Last Hope for Bitwise
Bitcoin ETFs have been a dominant narrative ever since Van Eck, which has since withdrawn their proposal, announced their intention to launch a publicly traded product for Bitcoin.
Since then, Wilshire Phoenix and Bitwise have also jumped aboard with offerings thatby slight nuances. But this isn’t the first time a Bitcoin ETF has been rejected and contested by the applicants. It has been happening for the past year and is likely to end exactly how it has thus far.
Unless there is a concrete argument Bitwise can make for a Bitcoin ETF, it seems unlikely that we will see this go through in the near future. It isn’t as though investors are losing the opportunity to passively invest in Bitcoin through a regulated exchange as the Grayscale Bitcoin Trust still trades on NASDAQ, albeit at a massive premium.

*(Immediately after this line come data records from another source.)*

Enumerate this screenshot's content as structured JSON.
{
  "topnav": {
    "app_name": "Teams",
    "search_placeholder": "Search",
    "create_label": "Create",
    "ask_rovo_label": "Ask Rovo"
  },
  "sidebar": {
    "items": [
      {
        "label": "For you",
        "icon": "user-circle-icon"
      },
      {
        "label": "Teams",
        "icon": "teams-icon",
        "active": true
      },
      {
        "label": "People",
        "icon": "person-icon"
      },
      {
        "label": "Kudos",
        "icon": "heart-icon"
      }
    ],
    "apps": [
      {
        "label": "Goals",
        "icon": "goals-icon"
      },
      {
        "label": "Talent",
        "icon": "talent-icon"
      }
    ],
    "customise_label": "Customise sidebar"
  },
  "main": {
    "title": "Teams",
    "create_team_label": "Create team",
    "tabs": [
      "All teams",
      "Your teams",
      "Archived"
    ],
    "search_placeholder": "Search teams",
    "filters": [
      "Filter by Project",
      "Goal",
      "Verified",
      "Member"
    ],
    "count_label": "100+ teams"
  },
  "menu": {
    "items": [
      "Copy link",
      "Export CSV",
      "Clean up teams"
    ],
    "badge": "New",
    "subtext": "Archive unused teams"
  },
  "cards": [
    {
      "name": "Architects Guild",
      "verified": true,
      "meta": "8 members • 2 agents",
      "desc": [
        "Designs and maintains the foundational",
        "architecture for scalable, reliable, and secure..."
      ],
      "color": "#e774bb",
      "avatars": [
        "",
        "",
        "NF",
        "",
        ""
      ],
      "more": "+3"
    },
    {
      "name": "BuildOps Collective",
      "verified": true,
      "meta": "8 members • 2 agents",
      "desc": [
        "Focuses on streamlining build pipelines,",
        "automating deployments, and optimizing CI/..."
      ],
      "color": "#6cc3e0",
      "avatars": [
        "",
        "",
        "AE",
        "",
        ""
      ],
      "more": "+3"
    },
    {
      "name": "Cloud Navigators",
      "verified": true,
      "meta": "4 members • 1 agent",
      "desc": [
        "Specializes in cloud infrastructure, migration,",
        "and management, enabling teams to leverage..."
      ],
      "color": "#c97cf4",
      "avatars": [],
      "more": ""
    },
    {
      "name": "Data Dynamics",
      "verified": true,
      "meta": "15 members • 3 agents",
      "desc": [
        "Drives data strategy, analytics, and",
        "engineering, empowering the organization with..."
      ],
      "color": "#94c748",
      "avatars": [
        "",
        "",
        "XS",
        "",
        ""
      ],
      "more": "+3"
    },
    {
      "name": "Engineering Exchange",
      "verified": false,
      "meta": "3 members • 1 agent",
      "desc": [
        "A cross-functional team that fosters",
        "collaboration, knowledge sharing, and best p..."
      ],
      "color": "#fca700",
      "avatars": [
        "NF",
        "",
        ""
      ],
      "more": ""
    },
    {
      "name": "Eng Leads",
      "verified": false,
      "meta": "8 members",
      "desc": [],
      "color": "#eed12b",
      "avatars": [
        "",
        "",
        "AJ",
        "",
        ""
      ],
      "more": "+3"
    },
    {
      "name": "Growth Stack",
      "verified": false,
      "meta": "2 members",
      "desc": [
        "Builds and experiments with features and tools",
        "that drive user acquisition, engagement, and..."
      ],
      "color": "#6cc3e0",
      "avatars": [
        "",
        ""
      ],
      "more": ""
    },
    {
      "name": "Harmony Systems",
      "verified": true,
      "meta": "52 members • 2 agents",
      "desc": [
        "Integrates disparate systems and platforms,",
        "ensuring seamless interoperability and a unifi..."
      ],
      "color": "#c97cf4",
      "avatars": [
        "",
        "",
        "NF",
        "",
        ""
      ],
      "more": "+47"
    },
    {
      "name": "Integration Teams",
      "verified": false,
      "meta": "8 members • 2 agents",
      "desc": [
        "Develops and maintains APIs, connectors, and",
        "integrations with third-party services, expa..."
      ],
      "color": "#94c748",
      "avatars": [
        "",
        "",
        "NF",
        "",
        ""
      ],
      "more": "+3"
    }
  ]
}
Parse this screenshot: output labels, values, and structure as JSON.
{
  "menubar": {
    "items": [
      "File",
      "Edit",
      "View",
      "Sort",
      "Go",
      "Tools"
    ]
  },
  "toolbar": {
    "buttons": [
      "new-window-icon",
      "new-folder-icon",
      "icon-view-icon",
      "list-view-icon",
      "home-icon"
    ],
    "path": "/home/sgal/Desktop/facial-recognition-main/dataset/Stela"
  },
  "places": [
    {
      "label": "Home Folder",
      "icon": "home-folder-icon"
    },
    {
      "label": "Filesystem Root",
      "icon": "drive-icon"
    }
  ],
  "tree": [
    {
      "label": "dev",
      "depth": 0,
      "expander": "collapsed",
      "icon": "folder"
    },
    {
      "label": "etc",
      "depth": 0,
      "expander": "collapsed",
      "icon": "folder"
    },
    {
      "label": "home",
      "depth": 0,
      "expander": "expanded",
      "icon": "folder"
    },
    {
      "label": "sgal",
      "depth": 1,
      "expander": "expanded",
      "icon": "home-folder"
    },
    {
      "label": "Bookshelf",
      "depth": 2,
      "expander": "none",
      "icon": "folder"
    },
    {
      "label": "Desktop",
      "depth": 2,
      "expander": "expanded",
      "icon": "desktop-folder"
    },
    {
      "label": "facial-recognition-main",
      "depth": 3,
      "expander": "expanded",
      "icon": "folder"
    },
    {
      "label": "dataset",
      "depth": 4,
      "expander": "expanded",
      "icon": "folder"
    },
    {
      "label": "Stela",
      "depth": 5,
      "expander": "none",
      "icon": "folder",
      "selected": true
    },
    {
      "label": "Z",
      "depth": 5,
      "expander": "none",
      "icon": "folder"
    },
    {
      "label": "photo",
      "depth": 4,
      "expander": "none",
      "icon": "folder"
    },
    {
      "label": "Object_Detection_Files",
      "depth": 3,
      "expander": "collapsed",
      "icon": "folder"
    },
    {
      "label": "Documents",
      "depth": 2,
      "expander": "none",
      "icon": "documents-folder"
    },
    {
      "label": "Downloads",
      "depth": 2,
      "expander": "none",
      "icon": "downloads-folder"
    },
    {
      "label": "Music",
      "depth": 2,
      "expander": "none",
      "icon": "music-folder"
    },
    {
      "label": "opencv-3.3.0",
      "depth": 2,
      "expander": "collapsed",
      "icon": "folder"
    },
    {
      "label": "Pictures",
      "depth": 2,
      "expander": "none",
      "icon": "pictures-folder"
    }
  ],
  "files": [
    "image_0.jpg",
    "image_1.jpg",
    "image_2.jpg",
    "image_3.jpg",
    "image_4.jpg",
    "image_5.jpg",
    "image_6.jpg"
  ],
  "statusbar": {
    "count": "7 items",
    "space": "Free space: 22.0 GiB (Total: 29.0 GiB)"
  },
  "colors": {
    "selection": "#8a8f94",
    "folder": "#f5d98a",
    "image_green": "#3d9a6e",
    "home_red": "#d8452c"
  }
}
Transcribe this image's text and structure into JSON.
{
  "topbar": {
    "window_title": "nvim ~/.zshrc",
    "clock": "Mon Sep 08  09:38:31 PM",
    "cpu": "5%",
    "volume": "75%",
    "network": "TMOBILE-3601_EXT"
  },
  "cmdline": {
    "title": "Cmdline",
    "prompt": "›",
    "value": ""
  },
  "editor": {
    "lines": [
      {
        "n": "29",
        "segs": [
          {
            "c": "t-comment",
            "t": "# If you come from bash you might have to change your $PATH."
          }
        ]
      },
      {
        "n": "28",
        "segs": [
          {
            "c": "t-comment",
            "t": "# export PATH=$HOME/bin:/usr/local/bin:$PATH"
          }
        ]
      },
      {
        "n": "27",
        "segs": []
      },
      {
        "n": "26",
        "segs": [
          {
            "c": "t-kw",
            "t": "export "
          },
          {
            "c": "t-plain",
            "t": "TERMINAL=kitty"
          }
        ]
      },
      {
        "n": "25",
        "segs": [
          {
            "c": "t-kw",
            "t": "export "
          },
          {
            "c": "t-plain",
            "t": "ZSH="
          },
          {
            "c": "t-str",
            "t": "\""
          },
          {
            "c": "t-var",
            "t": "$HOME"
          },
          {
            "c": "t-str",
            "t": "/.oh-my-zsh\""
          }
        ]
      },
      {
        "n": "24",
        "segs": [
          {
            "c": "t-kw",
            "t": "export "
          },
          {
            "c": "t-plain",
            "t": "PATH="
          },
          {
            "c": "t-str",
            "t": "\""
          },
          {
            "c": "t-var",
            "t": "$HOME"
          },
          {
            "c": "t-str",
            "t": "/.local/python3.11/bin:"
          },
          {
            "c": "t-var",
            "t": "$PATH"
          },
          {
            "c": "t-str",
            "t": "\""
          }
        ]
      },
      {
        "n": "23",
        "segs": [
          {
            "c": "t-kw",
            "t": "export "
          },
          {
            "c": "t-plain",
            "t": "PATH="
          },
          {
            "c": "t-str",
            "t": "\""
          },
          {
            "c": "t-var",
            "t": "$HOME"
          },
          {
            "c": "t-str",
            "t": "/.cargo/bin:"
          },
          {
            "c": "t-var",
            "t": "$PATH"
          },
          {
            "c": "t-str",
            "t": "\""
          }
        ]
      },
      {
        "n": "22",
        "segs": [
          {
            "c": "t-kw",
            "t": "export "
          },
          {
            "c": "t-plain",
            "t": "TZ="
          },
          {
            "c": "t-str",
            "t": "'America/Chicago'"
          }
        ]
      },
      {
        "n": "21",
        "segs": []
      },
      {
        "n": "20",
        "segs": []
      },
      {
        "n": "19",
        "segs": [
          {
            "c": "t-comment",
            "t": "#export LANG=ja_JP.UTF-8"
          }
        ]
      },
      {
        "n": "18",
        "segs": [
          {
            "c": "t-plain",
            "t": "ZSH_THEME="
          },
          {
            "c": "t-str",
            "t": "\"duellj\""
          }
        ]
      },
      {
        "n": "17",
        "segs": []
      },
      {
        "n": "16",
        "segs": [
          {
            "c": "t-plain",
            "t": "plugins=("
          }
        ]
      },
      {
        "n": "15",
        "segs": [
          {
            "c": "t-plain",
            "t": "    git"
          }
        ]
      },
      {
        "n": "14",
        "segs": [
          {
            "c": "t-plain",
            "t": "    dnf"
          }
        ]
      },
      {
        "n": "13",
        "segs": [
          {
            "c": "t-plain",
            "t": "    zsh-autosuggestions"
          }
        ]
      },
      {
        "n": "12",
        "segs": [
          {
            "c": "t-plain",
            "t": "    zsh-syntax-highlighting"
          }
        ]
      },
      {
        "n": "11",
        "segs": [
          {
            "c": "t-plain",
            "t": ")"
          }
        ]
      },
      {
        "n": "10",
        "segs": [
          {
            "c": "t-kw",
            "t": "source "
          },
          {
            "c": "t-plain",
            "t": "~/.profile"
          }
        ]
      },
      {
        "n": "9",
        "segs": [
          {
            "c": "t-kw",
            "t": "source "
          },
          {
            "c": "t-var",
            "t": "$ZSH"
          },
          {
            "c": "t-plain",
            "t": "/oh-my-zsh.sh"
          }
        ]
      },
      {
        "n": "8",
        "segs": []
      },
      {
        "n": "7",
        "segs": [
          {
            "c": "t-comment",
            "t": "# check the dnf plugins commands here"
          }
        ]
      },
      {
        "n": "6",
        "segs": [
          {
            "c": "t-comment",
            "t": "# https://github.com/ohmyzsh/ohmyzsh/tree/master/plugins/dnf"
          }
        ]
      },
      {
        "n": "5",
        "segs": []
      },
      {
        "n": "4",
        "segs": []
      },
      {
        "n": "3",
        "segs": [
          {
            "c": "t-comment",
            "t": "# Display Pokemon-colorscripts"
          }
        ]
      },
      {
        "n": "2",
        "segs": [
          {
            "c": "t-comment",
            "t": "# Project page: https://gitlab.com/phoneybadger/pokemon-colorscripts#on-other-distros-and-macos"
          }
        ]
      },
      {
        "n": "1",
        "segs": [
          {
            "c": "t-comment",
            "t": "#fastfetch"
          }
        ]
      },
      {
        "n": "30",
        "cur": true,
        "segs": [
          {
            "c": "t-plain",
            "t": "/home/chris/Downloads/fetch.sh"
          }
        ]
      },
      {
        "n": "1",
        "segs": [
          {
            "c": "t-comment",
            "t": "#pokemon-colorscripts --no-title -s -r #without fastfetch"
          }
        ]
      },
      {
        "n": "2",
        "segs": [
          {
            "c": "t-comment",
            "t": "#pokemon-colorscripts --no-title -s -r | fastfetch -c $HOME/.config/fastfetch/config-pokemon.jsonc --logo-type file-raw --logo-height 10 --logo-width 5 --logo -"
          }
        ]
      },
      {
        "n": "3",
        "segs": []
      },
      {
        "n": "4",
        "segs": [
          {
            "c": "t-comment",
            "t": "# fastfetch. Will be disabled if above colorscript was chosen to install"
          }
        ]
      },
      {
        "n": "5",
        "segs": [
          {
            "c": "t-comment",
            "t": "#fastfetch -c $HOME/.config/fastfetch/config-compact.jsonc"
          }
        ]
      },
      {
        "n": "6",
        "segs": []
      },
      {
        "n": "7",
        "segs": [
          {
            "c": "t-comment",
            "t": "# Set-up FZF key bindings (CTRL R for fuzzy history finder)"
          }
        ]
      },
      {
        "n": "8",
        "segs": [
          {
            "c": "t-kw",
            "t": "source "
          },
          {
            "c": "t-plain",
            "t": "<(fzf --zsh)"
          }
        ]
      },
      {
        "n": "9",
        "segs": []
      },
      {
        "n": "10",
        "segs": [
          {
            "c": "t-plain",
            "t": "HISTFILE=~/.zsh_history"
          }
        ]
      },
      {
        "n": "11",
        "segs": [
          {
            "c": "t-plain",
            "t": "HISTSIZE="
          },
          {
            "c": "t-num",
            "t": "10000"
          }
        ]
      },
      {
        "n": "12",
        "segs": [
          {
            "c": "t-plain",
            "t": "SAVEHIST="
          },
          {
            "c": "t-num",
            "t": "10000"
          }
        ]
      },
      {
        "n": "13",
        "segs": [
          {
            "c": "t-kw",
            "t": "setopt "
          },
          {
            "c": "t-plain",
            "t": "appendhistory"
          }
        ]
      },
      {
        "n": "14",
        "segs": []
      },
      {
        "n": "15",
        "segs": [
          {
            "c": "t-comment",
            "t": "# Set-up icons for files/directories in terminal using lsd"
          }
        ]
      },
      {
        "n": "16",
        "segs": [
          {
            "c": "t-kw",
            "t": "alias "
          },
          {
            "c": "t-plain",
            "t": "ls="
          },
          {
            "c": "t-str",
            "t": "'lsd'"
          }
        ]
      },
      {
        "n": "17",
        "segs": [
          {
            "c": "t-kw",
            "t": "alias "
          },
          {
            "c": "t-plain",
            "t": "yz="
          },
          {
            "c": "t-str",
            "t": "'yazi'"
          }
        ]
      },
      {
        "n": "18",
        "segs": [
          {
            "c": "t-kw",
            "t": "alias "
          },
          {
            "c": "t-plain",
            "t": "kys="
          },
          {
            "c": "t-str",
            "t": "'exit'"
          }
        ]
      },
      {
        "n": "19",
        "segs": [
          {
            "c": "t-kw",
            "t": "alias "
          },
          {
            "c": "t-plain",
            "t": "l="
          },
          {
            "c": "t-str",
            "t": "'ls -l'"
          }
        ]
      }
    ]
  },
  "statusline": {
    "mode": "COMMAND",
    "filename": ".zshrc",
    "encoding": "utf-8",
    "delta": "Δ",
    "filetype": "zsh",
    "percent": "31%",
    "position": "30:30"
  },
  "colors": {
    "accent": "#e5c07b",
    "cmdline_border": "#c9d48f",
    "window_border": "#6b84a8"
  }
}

This final hearing serves as the last hope for a Bitcoin ETF under Jay Clayton’s reign, but remains a pipedream as the SEC Chairman has publicly stated that he wouldn’t allow a Bitcoin ETF to be approved under his regime.
Incentive to list a Bitcoin ETF
There are two main ways to appease regulators with regards to product launches: it should already be legally allowed to launch said product, or the regulators should stand to see some benefit from it.
With Cannabis ETFs, the stocks were already listed on exchanges, so regulators could not exactly stop investment managers from creating their own products around an index they created.
Bitcoin isn’t a company listed on the NYSE or NASDAQ, and on the flipside, the SEC actually has an incentive to clamp down any efforts for a Bitcoin ETF given the added headaches it will cause for regulatory agencies.
The volatility that runs rampant within Bitcoin, and crypto as a whole, is an additional argument regulators can use to consistently deny a Bitcoin ETF from coming into fruition.
So while there is a sliver of hope left, one would do well to abstain from fantasizing about this.